Reflections On Not Catching Fish

What does having a successful days fishing mean?

How do you define a good days fishing? Is it hitting your bag limit, or catching a personal best?

What does success look like for you?

I have noticed recently a number of articles that either directly, or indirectly deal with these questions.

Now, perhaps it’s becuase I am a relative newcomer to fly fishing that this is something new to me. Is it because I haven’t been reading the literature long enough to see these meditations emerge before?

Nonetheless, these articles raise some really interesting questions on what it means to be a fisherman, and what fishing is actually about.

In a blog post on the Orvis site on defining success on the water, Vince Puzick asks what a successful days fishing looks like:

A friend of mine shared some sage wisdom: a successful day on the river can be defined by how much fun the angler had. Sometimes I need to check my own expectations when I am out enjoying this adventure called fly fishing.

Puzick goes on to define success as more about personal growth:

Another element that shapes my definition of success is how I have grown as a fly-fishing angler… Maybe it’s relaxing and letting the rod and reel do the work they were designed to do. What are you doing today that you may not have been able to do five years ago?

As a relative beginner to the sport I am often confronted with fishing sessions that result in no catches. So I have had to cultivate the ability to appreciate more than just the catching of fish (if I relied on that for my enjoyment I’d be a very unhappy fly fisherman!).

So the places I fish become more important. the beauty and environment within which I find myself.

In reflecting on a special place that he fishes in Eat, Sleep, Fish, Steven Murgatroyd argues:

Sometimes I think that catching a fish is incidental to having a good time by the river. Then I have a blank day and realise that it’s not. It seems that whilst I’m not fooling the trout, I am fooling myself. However, just one fish hooked, though not necessarily landed, will usually be sufficient to keep me content, at least for a while. Often, having caught that one fish I will stop or at least take a break from fishing.

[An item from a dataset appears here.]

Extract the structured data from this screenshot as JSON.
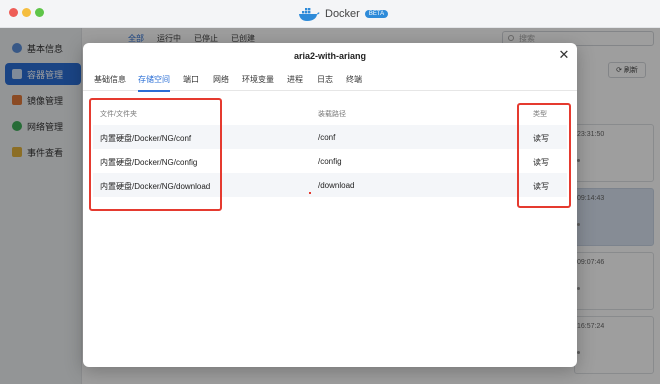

I need to.

I need time to reflect on what has just happened. To contemplate the magical experience that has occurred, to be careful not to take it for granted. [My emphasis].

In the same addition of ESF, in an article on fishing in the summer and the challenges that can present to catching fish (especially when you’re a guide), Pete Tyjas says:

I don’t count a day as successful or not by the amount of trout I have caught and I suspect that if you are reading this you probably feel the same.

Perhaps river fishing, or rather catching fish on rivers, is harder now. Has this contributed to an acceptance that fishing is increasingly defined not by the catch, but rather by the experience.

At the same time, however, as Steven Murgatroyd makes clear above, catching a fish is what it’s all about. If being in beautiful parts of the country and enjoying the scenery was all there was to it, then why not just go for a walk, or camp?

My hunch is that we fishermen can be divided into (at least!) two categories:

  1. Those that primarily fish in order for the experience – where catching is a bonus to the overall experience.
  2. Those that primarily fish to catch fish – that’s the measure of success for a fishing trip.

I realise these kind of categories are always somewhat reductive and easy to refute. Inevitably we’re all a combination of these extremes.

Yet, we might think about catching fish a little like earning money. If we focus only on the money, and accumulating more and more of it, that’s all that comes to matter. Money becomes everything and the act of earning it becomes devalued.

Yet, if we earn money while also striving to enjoy what we do, work to do the best we can and appreciate the environment and colleagues we share that time with, then money is a part of a more holistic experience. It is still important (essential even), but it’s not the only important thing about what we do.

Okay, so I’ve laboured the point a bit. But hopefully you see what I’m getting at.

Catching fish is what fly fishing is about. Yet, it’s only a part of the overall experience of fly fishing.